Bronfman ist ein Pianist, den technische Herausforderungen nicht schrecken, die in dem Werk zu Hauf zu finden sind. Aber die sichere Beherrschung der Voraussetzungen ermöglicht es ihm auch, sich dem interpretatorischen Ansatz zu widmen. Perlend klare leichte Strukturen zaubert er ebenso wie harsche Zugriffe, wenn die Musik diese verlangt. Das Zusammenwirken mit Yuri Temirkanov, der auf inzwischen achtzig Lebensjahre blicken kann, und dem von ihm geleiteten Orchester gestaltet sich nahtlos dicht. In einem Stück wie diesem kommt dem Orchester wahrlich nicht nur eine begleitende Nebenrolle, sondern ein eigener anspruchsvoller Part zu. Diesen nimmt das Orchester mit Leichtigkeit und Spielfreude an, ohne den Solisten zuzudecken. So gelingt eine die Komposition ziseliert darstellende Interpretation, die trotzdem ein wenig an Glanz vermissen lässt. Irgendwie könnte man sich die Musik noch feiner artikulierter, spitzer und durchhörbarer vorstellen. Auch hätten die kräftigen Zugriffe vielleicht noch markanter sein können.

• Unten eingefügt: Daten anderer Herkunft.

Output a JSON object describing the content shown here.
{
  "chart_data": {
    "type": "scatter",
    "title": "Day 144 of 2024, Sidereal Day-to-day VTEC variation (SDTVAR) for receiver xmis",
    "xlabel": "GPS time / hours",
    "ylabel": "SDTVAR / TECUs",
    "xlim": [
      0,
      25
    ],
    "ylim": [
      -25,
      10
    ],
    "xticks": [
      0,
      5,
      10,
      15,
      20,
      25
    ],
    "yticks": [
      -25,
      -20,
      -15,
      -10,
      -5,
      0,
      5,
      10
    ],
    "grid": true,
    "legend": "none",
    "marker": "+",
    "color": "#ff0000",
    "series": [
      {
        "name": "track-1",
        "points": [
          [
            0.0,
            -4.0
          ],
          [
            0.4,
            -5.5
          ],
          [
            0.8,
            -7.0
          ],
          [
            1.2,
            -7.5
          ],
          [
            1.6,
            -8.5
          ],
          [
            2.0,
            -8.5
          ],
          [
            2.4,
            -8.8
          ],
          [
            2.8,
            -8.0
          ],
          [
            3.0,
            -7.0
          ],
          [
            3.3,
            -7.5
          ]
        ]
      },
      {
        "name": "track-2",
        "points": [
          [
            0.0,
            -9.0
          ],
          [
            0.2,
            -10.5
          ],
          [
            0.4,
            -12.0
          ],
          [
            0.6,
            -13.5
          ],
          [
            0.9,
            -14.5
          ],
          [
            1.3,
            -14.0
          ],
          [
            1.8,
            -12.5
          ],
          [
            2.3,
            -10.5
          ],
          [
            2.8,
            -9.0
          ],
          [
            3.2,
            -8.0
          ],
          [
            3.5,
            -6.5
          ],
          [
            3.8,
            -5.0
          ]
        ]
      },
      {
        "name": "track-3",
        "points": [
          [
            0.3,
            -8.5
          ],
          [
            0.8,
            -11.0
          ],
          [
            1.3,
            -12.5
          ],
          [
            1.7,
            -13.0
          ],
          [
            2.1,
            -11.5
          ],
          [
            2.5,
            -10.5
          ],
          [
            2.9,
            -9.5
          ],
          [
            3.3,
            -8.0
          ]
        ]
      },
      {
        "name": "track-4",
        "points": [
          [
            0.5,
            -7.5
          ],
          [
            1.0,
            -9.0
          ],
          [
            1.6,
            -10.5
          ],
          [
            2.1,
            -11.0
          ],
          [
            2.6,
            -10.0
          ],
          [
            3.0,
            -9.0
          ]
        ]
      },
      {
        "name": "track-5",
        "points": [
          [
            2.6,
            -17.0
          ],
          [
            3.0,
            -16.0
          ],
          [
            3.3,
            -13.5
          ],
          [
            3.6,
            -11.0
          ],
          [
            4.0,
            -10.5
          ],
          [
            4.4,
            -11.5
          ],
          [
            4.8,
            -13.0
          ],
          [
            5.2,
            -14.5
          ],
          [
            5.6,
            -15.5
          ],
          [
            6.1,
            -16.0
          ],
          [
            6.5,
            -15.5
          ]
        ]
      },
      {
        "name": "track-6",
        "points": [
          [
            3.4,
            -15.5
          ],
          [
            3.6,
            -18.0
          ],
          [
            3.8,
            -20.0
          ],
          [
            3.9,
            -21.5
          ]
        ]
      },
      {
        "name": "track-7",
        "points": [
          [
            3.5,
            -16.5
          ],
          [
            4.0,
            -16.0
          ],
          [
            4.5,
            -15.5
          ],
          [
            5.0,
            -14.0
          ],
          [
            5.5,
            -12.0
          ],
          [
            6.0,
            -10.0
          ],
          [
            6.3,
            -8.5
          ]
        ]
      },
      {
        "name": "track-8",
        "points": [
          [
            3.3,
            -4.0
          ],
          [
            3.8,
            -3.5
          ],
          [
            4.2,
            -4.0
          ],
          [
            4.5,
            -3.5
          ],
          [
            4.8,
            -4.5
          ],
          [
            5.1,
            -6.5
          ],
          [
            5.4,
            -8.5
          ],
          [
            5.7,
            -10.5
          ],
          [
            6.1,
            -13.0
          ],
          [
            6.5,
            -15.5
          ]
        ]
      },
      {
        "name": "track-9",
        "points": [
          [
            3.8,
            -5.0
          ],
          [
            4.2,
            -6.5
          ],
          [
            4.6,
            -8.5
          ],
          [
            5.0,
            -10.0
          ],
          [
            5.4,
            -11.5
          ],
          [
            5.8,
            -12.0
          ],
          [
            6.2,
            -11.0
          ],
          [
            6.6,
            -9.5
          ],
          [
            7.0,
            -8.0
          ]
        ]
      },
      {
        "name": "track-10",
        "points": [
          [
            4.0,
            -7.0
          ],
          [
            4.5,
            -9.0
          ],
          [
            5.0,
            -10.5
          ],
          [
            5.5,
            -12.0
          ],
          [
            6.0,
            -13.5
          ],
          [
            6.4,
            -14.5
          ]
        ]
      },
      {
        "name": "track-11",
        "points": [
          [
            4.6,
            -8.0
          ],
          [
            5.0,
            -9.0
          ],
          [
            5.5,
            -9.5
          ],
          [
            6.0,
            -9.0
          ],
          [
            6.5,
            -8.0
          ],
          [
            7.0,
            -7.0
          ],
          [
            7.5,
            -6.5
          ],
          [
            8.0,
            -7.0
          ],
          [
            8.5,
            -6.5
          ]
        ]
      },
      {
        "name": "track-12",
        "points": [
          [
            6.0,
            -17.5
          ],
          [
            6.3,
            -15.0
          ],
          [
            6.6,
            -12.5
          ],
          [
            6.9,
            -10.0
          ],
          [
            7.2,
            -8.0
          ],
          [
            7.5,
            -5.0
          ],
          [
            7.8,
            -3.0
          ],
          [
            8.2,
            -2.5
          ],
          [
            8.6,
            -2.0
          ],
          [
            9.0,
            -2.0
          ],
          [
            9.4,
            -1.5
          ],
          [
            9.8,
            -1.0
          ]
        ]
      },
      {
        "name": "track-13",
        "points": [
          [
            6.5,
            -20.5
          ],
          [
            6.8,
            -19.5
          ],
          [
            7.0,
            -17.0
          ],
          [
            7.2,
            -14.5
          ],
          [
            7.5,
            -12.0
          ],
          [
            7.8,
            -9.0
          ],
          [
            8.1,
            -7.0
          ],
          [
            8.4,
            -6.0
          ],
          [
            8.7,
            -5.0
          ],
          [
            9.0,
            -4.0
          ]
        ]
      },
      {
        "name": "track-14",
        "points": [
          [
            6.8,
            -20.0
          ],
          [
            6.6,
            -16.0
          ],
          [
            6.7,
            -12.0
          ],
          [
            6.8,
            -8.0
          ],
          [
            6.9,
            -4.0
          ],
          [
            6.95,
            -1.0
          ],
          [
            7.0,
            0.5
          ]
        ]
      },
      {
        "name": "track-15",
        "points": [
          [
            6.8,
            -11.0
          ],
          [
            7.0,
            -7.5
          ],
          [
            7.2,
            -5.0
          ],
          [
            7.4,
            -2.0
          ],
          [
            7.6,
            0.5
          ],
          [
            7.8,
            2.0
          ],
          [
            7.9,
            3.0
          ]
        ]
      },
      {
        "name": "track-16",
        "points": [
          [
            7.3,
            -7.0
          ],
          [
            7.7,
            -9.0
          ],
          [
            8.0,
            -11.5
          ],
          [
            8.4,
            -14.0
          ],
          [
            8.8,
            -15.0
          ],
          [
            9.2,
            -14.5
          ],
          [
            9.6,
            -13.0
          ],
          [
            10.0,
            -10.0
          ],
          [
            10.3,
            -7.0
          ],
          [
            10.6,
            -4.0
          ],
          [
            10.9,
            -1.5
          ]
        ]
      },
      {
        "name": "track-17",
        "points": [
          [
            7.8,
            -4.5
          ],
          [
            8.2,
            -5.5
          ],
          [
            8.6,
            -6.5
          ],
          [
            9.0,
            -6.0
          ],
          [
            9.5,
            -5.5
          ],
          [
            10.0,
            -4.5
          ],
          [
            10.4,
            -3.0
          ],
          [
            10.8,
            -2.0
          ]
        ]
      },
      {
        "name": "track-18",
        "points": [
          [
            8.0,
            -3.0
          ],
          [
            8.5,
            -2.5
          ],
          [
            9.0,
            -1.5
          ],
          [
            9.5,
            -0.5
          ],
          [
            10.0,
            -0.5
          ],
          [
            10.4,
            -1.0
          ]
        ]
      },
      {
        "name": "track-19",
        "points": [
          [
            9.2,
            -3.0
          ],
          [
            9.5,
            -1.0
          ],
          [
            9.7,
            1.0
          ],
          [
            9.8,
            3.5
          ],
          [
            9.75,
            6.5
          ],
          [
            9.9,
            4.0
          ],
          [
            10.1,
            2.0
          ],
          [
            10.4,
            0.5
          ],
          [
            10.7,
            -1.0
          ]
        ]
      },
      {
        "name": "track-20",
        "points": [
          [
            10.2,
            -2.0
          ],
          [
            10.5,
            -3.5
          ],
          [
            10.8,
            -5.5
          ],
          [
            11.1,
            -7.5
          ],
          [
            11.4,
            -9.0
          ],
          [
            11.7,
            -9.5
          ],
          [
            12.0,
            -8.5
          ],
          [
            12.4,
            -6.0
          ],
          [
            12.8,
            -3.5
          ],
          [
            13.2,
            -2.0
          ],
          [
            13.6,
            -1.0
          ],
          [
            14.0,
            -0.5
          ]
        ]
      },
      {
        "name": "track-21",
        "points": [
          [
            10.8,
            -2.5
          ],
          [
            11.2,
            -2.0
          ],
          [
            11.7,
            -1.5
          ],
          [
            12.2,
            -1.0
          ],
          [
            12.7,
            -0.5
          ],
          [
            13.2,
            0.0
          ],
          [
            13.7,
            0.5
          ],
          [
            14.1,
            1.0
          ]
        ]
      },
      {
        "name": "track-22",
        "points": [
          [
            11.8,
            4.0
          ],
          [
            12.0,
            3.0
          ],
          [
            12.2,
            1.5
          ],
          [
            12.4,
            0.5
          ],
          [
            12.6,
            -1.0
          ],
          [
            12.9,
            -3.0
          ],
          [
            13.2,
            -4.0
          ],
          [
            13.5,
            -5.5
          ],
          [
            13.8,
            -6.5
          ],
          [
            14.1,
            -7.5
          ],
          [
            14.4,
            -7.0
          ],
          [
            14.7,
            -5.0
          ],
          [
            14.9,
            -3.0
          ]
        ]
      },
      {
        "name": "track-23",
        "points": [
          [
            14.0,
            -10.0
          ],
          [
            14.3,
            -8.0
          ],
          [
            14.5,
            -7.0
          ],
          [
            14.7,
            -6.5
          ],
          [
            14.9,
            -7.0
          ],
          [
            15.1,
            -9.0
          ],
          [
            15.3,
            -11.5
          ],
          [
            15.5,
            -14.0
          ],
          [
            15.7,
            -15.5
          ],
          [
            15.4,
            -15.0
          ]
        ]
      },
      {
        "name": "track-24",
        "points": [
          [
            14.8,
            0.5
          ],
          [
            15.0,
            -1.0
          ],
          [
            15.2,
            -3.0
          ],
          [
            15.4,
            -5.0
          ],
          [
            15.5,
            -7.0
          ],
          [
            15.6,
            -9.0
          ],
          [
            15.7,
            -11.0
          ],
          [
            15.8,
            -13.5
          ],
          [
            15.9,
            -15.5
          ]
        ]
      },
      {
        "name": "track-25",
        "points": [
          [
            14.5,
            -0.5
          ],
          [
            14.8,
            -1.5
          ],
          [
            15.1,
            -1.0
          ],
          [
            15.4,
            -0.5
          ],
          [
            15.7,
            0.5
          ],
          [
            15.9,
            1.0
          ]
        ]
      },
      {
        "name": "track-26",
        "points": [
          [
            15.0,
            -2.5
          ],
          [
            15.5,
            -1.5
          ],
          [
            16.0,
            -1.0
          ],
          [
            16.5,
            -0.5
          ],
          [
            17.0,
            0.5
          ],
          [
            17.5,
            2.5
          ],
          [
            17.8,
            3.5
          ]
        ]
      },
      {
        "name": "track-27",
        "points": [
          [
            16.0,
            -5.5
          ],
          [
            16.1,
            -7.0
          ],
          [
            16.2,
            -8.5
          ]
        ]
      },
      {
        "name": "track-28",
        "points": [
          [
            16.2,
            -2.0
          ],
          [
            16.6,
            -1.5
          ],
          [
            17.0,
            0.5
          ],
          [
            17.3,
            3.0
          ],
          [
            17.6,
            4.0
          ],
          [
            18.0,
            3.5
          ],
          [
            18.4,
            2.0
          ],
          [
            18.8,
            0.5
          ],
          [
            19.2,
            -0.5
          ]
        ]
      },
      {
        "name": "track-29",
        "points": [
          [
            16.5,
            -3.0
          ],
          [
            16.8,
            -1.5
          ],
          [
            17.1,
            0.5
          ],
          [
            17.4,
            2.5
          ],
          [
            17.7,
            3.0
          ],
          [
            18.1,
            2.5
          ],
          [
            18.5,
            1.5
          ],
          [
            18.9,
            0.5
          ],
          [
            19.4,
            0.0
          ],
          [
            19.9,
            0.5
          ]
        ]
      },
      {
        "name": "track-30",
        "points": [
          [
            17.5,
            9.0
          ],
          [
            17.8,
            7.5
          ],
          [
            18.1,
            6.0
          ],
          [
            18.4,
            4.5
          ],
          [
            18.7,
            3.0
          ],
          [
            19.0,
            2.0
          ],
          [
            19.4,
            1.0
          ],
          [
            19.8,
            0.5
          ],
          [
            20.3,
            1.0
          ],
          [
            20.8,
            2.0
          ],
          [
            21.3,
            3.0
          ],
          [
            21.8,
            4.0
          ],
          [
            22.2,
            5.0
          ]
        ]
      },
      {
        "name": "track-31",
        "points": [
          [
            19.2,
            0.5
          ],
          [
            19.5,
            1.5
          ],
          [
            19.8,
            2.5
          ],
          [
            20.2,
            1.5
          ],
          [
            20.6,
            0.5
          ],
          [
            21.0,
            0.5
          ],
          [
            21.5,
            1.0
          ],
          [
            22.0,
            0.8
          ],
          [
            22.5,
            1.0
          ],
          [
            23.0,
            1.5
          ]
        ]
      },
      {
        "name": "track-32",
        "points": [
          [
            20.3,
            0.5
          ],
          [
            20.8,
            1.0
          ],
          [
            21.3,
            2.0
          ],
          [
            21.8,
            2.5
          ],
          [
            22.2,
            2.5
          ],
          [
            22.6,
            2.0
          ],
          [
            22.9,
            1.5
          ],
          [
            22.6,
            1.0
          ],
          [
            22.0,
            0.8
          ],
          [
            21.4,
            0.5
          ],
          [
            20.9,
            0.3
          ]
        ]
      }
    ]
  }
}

Insbesondere wenn man bedenkt, dass Prokofiev ein selbstsicher pointiert auftretender Mensch und Musiker war, hätte ein wenig Brillanz mehr nicht geschadet. Shostakovich dagegen war von Natur aus zurückhaltend und scheu. Seiner Musik war er sich jedoch auch sicher und insofern zweifelte er nicht an ihr. Aber sein Verbleib in der Sowjetunion und die daraus resultierenden massiven Einwirkungen auf sein Leben waren nicht förderlich für sein persönliches Auftreten.
Nach dem halbstündigen Klavierkonzert erklang die einstündige 13. Symphonie dieses großen Symphonikers des 20. Jahrhunderts. Neben großer Besetzung des Orchesters benötigt die Aufführung die menschliche Stimme, da das Gedicht Babi Yar von Yevgeny Yevtushenko diese Komposition initiierte und prägt. Das dargestellte Leid der Ermordung von 34.000 Juden im namensgebenden ukrainischen Ort Babi Yar wird durch einen Bass und einen Männerchor in Worten ausgedrückt.
Dieses nicht alle Tage zu hörende Werk, was sowohl am Thema als auch an den Anforderungen an die Besetzung liegen mag, bot ein ausgezeichnetes Beispiel dafür, dass ein unvertrautes Stück mehr überzeugen kann als mancher Reißer im Programm. Sowohl Orchester als auch Dirigent sind mit Shostakovich vertraut und diese Sicherheit merkt man der Darbietung an. In allen Stimmen und Registern entfaltet das Ensemble sein Können. Temirkanov, der auch diese groß besetzten Werke ohne Taktstock dirigiert, ist ein sicherer und aufmerksamer Stichwortgeber. Mit seinen nicht an einen Stab gebundenen Fingern schafft er inspirierende Bewegungsbilder, die vom Salzstreuen bis hin zur zielgerichteten Spielaufforderung reichen. Wie so viele Dirigenten fortgeschrittenen Alters wirkt er auf dem Weg unsicher, um dann auf dem Pult aufzublühen.
Die Gesangsbeiträge werfen ein besonderes Licht auf dieses Werk und sie lassen sich mehr als hören. Petr Migunov als Solist für den Bass hat eine seiner Statur und Jugend entsprechende frische und jugendliche Stimme. Er singt nuanciert und, soweit ich in Unkenntnis der russischen Sprache das nachvollziehen konnte, sehr textverständlich. Vielleicht hätte ein älterer Kollege dem Thema entsprechend noch mehr Schwere einbringen können, aber auch so gelang eine überzeugende Leistung. Er schien ein wenig am Notentext zu kleben, als ob er das Werk nicht wirklich kennen würde. Aber zum Glück war das hörbare Ergebnis nicht beeinträchtigt.
Ein besonderes Lob gebührt den Männern des Wiener Singvereins, die den Chorpart übernommen hatten. Ihr sonorer dunkel timbrierter Klang und eine sehr ordentlich klingende Aussprache ließen keine Wünsche offen.